クヌルプが自分に思いを寄せてしまった友人の妻と別れ、ベルベレに会いに行く間の時間で、「風が生ぬるく、ときどき星が黒い空に出る」(高橋健二訳)夜である。このとき「九柱戯場」(同)の見えるところを通りかかる。
この「九柱戯」はボーリングの原型で、今でも盛んらしい。
ちなみに
芳賀壇訳「ケーゲル場」
相良守峯訳「九柱戯場に<たまころがし>のルビ」
植村敏夫訳「九柱戯場に<ケーゲルバーン>のルビ、そして<球をころがす長方形の囲いになったもの>と訳者注」。
この頃ボーリングという単語がまだ一般化していなかったようだ。
もともとこの遊びは、ドイツでピンを倒せば罪を清めることができると考えられていて、宗教的な儀式の一つとして盛んになったという。
芳賀壇訳「ケーゲル場」は訳していないのと同じだが、その他の訳の「たまころがし」を日本の読者がどうイメージしたかは大変興味があるが、確認しようがない。
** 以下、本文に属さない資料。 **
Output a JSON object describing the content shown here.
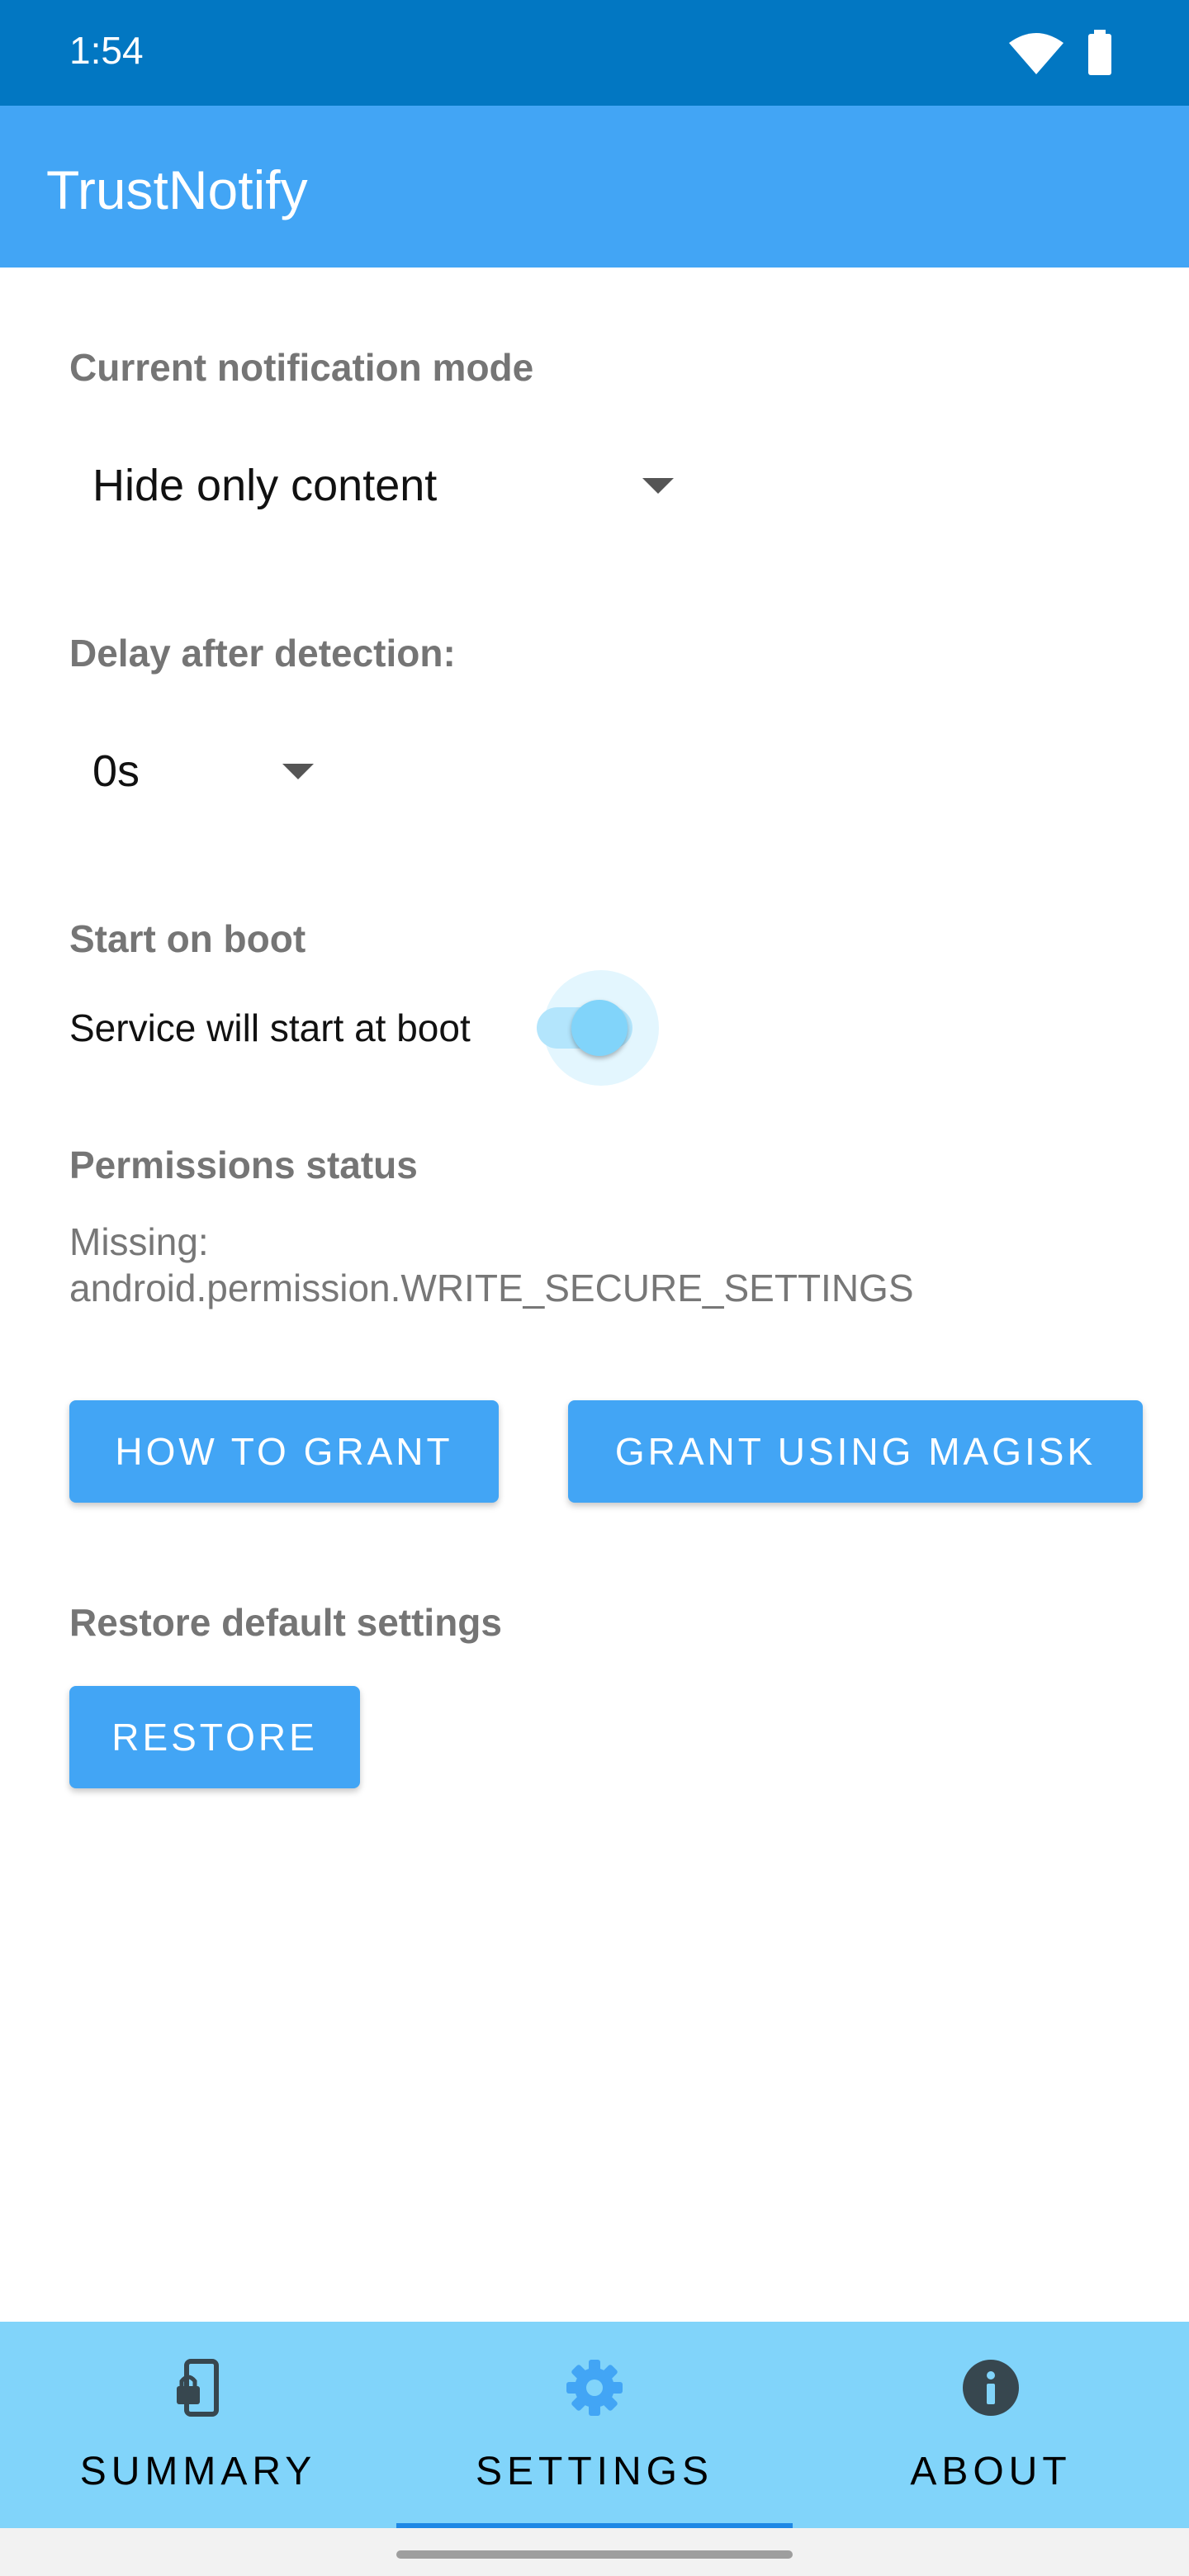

「たまころがし」というと運動会の大玉ころがしをイメージしてしまう。
実はこのシーンは女性をデートに誘って待ち合わせの場所に行くところなので、ロマンティックなシーンなのだ。
「風が生ぬるく、ときどき星が黒い空に出る」なのだから。
そこで「大玉ころがし」じゃちょっと辛い。
だから逆に芳賀壇訳「ケーゲル場」は救いなのかもしれない。
16世紀になって、マルティン・ルターがケーゲル(ピン)を9本にした新しい競技規則を作ったので普及したというが、ここでもルターが出てくる!ドイツではとにかくルターとゲーテが出てくる。
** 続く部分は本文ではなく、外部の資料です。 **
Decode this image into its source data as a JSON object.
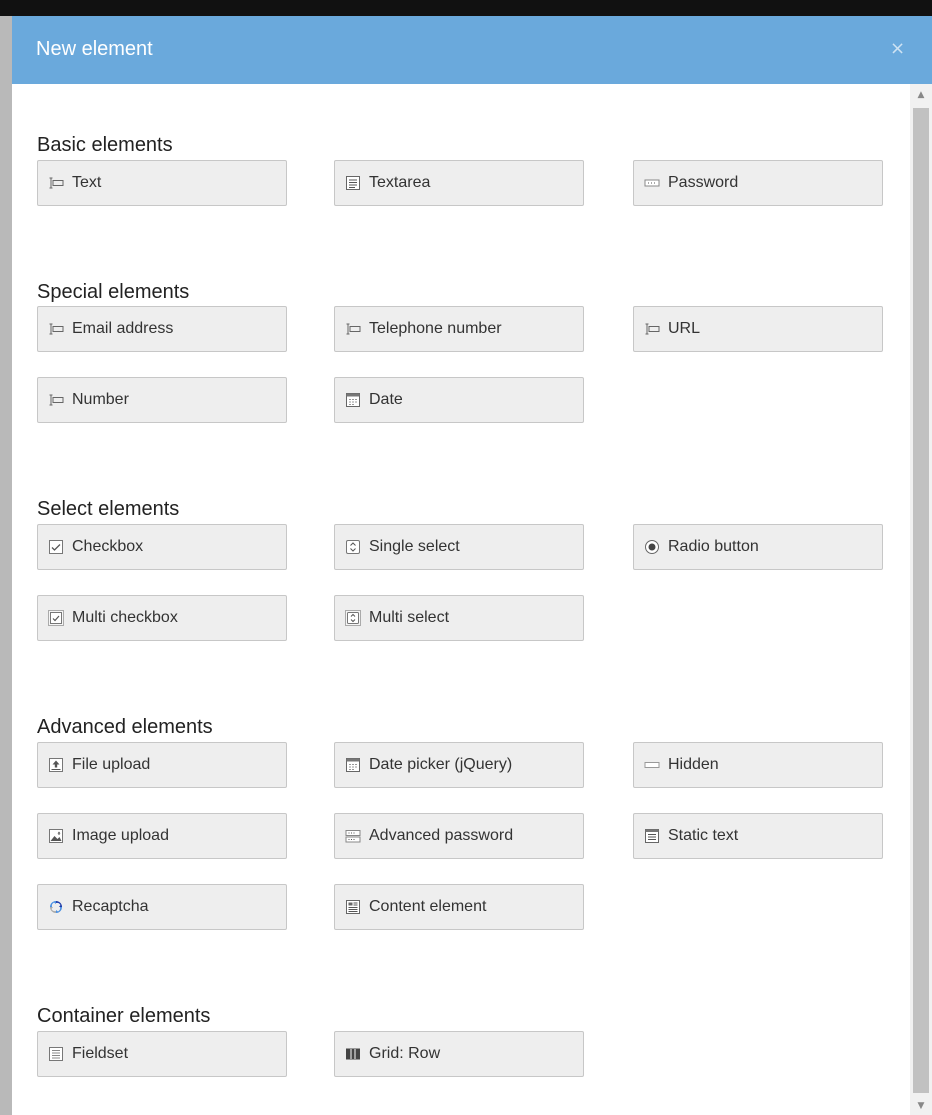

ピンが9本なのだが、図版によると向って「正方形」に置く場合と「菱形」(この場合はヘッドピンがある)に置く場合とあり、「正方形」の方が古いようである。クヌルプもヘッセもケーゲルバーンをやっていただろう。是非ボーリング場に頼んでピンを9本にしてボールを投げてみたいものである。